The cost of missing our greenhouse gas emissions target for 2020 could be up to €150 million.
The State will have to buy 'carbon credits' for around 16 to 17 million tonnes of carbon emissions.
A carbon credit refers to a permit that allows a country to produce a certain amount of carbon dioxide and greenhouse gases.
Environment and Climate Action Minister Richard Bruton says the cost could escalate if we don't act.
Speaking in Dublin today, he explained how much Ireland will have to pay for missing our 2020 targets.
He said: "You can do the sums yourself - it's probably somewhere between €100-150 million, that sort of order of magnitude.
"Those penalties will escalate dramatically in the years ahead if we continue to fail.
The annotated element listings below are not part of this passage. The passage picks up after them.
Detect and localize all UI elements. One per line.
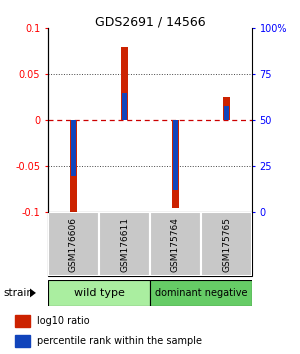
Bar bbox=[70, 120, 77, 212]
Bar bbox=[15, 335, 30, 347]
Text: strain: strain bbox=[3, 288, 33, 298]
Bar bbox=[48, 280, 150, 306]
Bar bbox=[173, 120, 178, 190]
Bar bbox=[150, 212, 201, 276]
Text: GSM176606: GSM176606 bbox=[69, 217, 78, 272]
Text: log10 ratio: log10 ratio bbox=[37, 316, 90, 326]
Text: GDS2691 / 14566: GDS2691 / 14566 bbox=[95, 16, 205, 29]
Bar bbox=[121, 47, 128, 120]
Polygon shape bbox=[30, 289, 36, 297]
Text: GSM175764: GSM175764 bbox=[171, 217, 180, 272]
Text: GSM175765: GSM175765 bbox=[222, 217, 231, 272]
Text: percentile rank within the sample: percentile rank within the sample bbox=[37, 336, 202, 346]
Bar bbox=[223, 97, 230, 120]
Bar bbox=[201, 212, 252, 276]
Bar bbox=[15, 315, 30, 327]
Text: dominant negative: dominant negative bbox=[155, 288, 247, 298]
Bar bbox=[122, 93, 127, 120]
Bar bbox=[150, 280, 252, 306]
Bar bbox=[172, 120, 179, 208]
Text: wild type: wild type bbox=[74, 288, 124, 298]
Bar bbox=[48, 212, 99, 276]
Bar bbox=[224, 105, 229, 120]
Bar bbox=[99, 212, 150, 276]
Text: GSM176611: GSM176611 bbox=[120, 217, 129, 272]
Bar bbox=[71, 120, 76, 176]
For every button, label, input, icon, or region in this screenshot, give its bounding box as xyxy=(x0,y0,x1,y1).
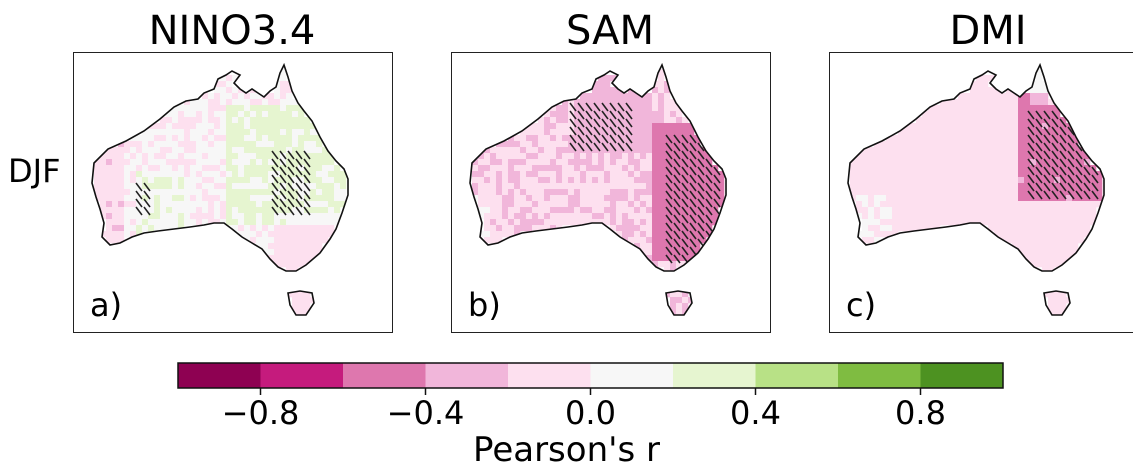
colorbar-segment xyxy=(508,363,591,388)
map-b-svg xyxy=(469,62,727,316)
colorbar-tick-label: −0.8 xyxy=(221,394,300,432)
row-label: DJF xyxy=(8,152,61,190)
colorbar-label: Pearson's r xyxy=(473,430,660,470)
map-panel-b: b) xyxy=(451,52,771,333)
colorbar-tick-label: 0.0 xyxy=(565,394,616,432)
colorbar-tick-label: −0.4 xyxy=(386,394,465,432)
panel-label-a: a) xyxy=(90,286,123,324)
colorbar-segment xyxy=(260,363,344,388)
map-a-svg xyxy=(91,62,349,316)
panel-label-c: c) xyxy=(846,286,877,324)
map-panel-c: c) xyxy=(829,52,1133,333)
correlation-field xyxy=(94,69,347,315)
australia-coastline xyxy=(469,62,727,272)
colorbar-segment xyxy=(425,363,509,388)
panel-title-b: SAM xyxy=(565,8,654,54)
panel-title-a: NINO3.4 xyxy=(148,8,316,54)
significance-hatching xyxy=(1027,110,1099,200)
colorbar-segment xyxy=(755,363,839,388)
colorbar-segment xyxy=(343,363,426,388)
correlation-field xyxy=(850,69,1103,315)
significance-hatching xyxy=(135,150,311,216)
colorbar-segment xyxy=(673,363,756,388)
colorbar xyxy=(177,362,1004,395)
colorbar-segment xyxy=(590,363,674,388)
tasmania-coastline xyxy=(1043,290,1071,316)
map-c-svg xyxy=(847,62,1105,316)
colorbar-segment xyxy=(920,363,1004,388)
australia-coastline xyxy=(91,62,349,272)
panel-label-b: b) xyxy=(468,286,501,324)
colorbar-tick-label: 0.8 xyxy=(895,394,946,432)
tasmania-coastline xyxy=(287,290,315,316)
colorbar-tick-label: 0.4 xyxy=(730,394,781,432)
colorbar-segment xyxy=(838,363,921,388)
tasmania-coastline xyxy=(665,290,693,316)
australia-coastline xyxy=(847,62,1105,272)
map-panel-a: a) xyxy=(73,52,393,333)
panel-title-c: DMI xyxy=(949,8,1027,54)
significance-hatching xyxy=(569,102,721,264)
colorbar-segment xyxy=(178,363,261,388)
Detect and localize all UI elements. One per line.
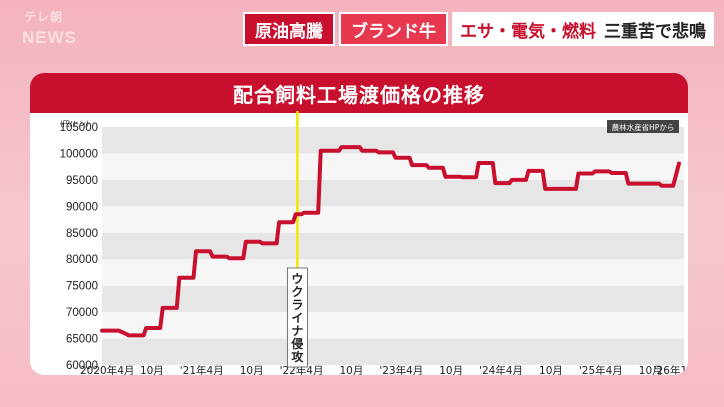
- grid-band: [102, 312, 684, 339]
- headline-tag-oil: 原油高騰: [243, 12, 335, 46]
- logo-bottom-text: NEWS: [22, 28, 77, 47]
- line-chart: 60000 65000 70000 75000 80000 85000 90000 95000…: [60, 111, 688, 375]
- x-tick-label: '25年4月: [579, 364, 623, 375]
- x-tick-label: 10月: [339, 365, 363, 375]
- source-badge: [607, 120, 679, 133]
- chart-title: 配合飼料工場渡価格の推移: [30, 73, 688, 113]
- y-tick-label: 90000: [66, 201, 98, 213]
- grid-band: [102, 338, 684, 365]
- x-tick-label: 10月: [140, 365, 164, 375]
- headline-red-text: エサ・電気・燃料: [460, 21, 596, 42]
- headline-tag-brand-beef: ブランド牛: [339, 12, 448, 46]
- price-series-line: [100, 145, 681, 338]
- y-tick-label: 100000: [60, 148, 98, 160]
- headline-black-text: 三重苦で悲鳴: [604, 21, 706, 42]
- headline-main-text: エサ・電気・燃料 三重苦で悲鳴: [452, 12, 714, 46]
- grid-band: [102, 285, 684, 313]
- y-axis-label: (円/トン): [60, 120, 89, 128]
- y-tick-label: 60000: [66, 360, 98, 372]
- y-tick-label: 70000: [66, 307, 98, 319]
- x-tick-label: '24年4月: [479, 364, 523, 375]
- annotation-box: [286, 267, 308, 368]
- x-tick-label: '21年4月: [180, 364, 224, 375]
- x-tick-label: 2020年4月: [80, 364, 134, 375]
- grid-band: [102, 127, 684, 154]
- y-tick-label: 85000: [66, 228, 98, 240]
- source-label: 農林水産省HPから: [612, 122, 675, 132]
- x-tick-label: '22年4月: [280, 364, 324, 375]
- x-tick-label: '26年1月: [654, 364, 688, 375]
- logo-top-text: テレ朝: [24, 10, 64, 24]
- y-tick-label: 95000: [66, 175, 98, 187]
- tv-logo: テレ朝 NEWS: [14, 8, 78, 52]
- x-tick-label: '23年4月: [379, 364, 423, 375]
- news-headline: 原油高騰 ブランド牛 エサ・電気・燃料 三重苦で悲鳴: [243, 12, 714, 46]
- grid-band: [102, 259, 684, 286]
- x-tick-label: 10月: [639, 365, 663, 375]
- x-tick-label: 10月: [240, 365, 264, 375]
- y-tick-label: 65000: [66, 334, 98, 346]
- y-tick-label: 75000: [66, 281, 98, 293]
- grid-band: [102, 232, 684, 260]
- annotation-label: ウクライナ侵攻: [290, 272, 304, 364]
- y-tick-label: 80000: [66, 254, 98, 266]
- chart-card: 配合飼料工場渡価格の推移 60000 65000 70000 75000 80000 85…: [30, 73, 688, 375]
- grid-band: [102, 153, 684, 180]
- grid-band: [102, 206, 684, 233]
- x-tick-label: 10月: [439, 365, 463, 375]
- x-tick-label: 10月: [539, 365, 563, 375]
- y-tick-label: 105000: [60, 122, 98, 134]
- grid-band: [102, 179, 684, 207]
"So my determination is that we get back on track, that we hit our targets for 2030, and that we do it having delivered the carbon abatement."
Last year, the Climate Change Advisory Council warned that Ireland is "completely off course in terms of achieving its 2020 and 2030 emissions reduction targets".
It said greenhouse gas emissions are rising rather than falling, and that urgent action is needed.
Campaigners have accused the Government of inaction on environmental issues.
Minister Bruton has repeatedly insisted that work is underway on "all of government" plan to "make Ireland a leader in responding to climate change".
Last weekend, the UN called on member states to take 'concrete and realistic' action to limit global temperature increases.
UN Secretary-General António Guterres warned that the world is "not on track" to achieve objectives set out in the Paris Agreement.
The UN wants increases capped at 1.5°C above pre-industrial levels, which it said is necessary to prevent "irreversible changes".